ペンタンジェロ捜査官は引き続きこの注目度の高い事件に情報提供を呼びかけています。
捜査開始から数週間が経過、まだ犯人は捕まりません。
しかしASPCAの捜査班は総力を上げ、あらゆる手段を講じて事件の解決を図ろうとしています。
この殺害事件に対して犯人逮捕につながる情報を提供してくれた人には4000ドルの懸賞金が支払われます。
=ペンタンジェロ捜査官=
「これは凶悪で卑劣な行為です。再び犯人が同様の反抗を繰りかえさないとも限りません。絶対に逮捕しますよ。
この事件は多くの人々の反響を呼びました。私が見てきた中でももっとも特異な事件だといえます。
その理由のひとつには犯行の残忍性が挙げられます。
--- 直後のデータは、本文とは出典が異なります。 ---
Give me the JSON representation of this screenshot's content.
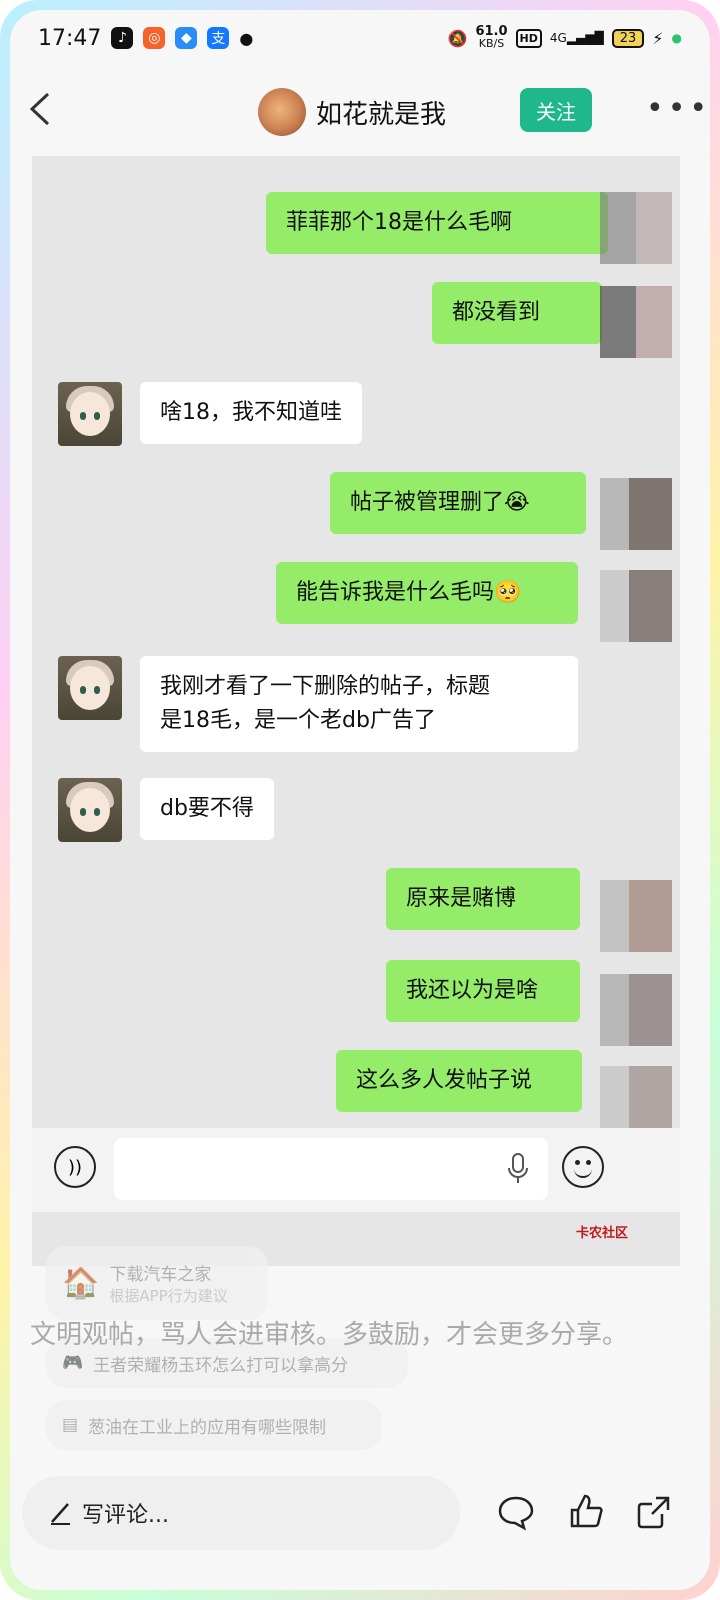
{
  "status": {
    "time": "17:47",
    "net_speed_value": "61.0",
    "net_speed_unit": "KB/S",
    "hd": "HD",
    "signal": "4G",
    "battery": "23"
  },
  "header": {
    "contact_name": "如花就是我",
    "follow_label": "关注"
  },
  "messages": [
    {
      "side": "out",
      "text": "菲菲那个18是什么毛啊"
    },
    {
      "side": "out",
      "text": "都没看到"
    },
    {
      "side": "in",
      "text": "啥18，我不知道哇"
    },
    {
      "side": "out",
      "text": "帖子被管理删了😭"
    },
    {
      "side": "out",
      "text": "能告诉我是什么毛吗🥺"
    },
    {
      "side": "in",
      "text": "我刚才看了一下删除的帖子，标题\n是18毛，是一个老db广告了"
    },
    {
      "side": "in",
      "text": "db要不得"
    },
    {
      "side": "out",
      "text": "原来是赌博"
    },
    {
      "side": "out",
      "text": "我还以为是啥"
    },
    {
      "side": "out",
      "text": "这么多人发帖子说"
    }
  ],
  "watermark": "卡农社区",
  "recommendations": {
    "item1_title": "下载汽车之家",
    "item1_sub": "根据APP行为建议",
    "item2": "王者荣耀杨玉环怎么打可以拿高分",
    "item3": "葱油在工业上的应用有哪些限制"
  },
  "rules_text": "文明观帖，骂人会进审核。多鼓励，才会更多分享。",
  "bottom": {
    "comment_placeholder": "写评论..."
  },
  "icons": [
    "back-icon",
    "voice-icon",
    "mic-icon",
    "emoji-icon",
    "pencil-icon",
    "comment-icon",
    "like-icon",
    "share-icon"
  ]
}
2つめは人々の関心の高さです。
全国から反響の声が上がっています。
ある男性から聞きましたが、この花壇はハクチョウに捧げたものだそうです。
ここで起きたことをわすれないため市民が自ら造ったんです。
天に召された鳥のため永遠に残るものをね。手口から見て犯人は凶暴です。
どんな凶悪行為もしかねません。
ハクチョウを思えば悲観に暮れていられません。どんな維持間がかかろうと犯人を探し出します。」

悲劇的な事件に一筋の光が射しました。
動物保護施設のグリーン・チムニーズではクプチョックが大忙しです。
ここにハクチョウの卵が到着して3週間ですべての卵が無事にかえりました。
親を失ったヒナたちの将来は彼の手に託されています。
今日はちょうど3週間目の誕生日です。

殻から出てきたばかりのころと比べてみればずいぶん成長しました。
=クプチョック=

「うれしいし誇らしくなりますよ。
最初はすべての卵がふ化するか心配でしたが6羽ともふ化したと報告できて最高の気分ですよ。
この段階まで育てるには苦労しました。人間を親だと思わせないようにしたんです。
一番大変だったのはえさ選びですね。悩んだ結果、毎日池に足を運んでウキクサや藻をすくってきて与えることにしました。それこそヒナたちに最適なエサだったんです。アヒルやガチョウ用の人口肥料ではなく、水中の浮遊物やウキクサや藻が必要でした。」

ここにはヒナのために自然の環境が作られました。
水の中で自由に泳がせることによって運動能力も向上しますし水かきのついた足も成長します。
もっと広い水場に入ったときでもうまく泳げるでしょう。
ある程度まで施設で育て後、野生に放す予定です。
水中での泳ぎや菜餌も大切ですが体温の低下を防がねばなりません。

おそらくヒナたちの幸せな日々を誰も想像しなかったでしょう。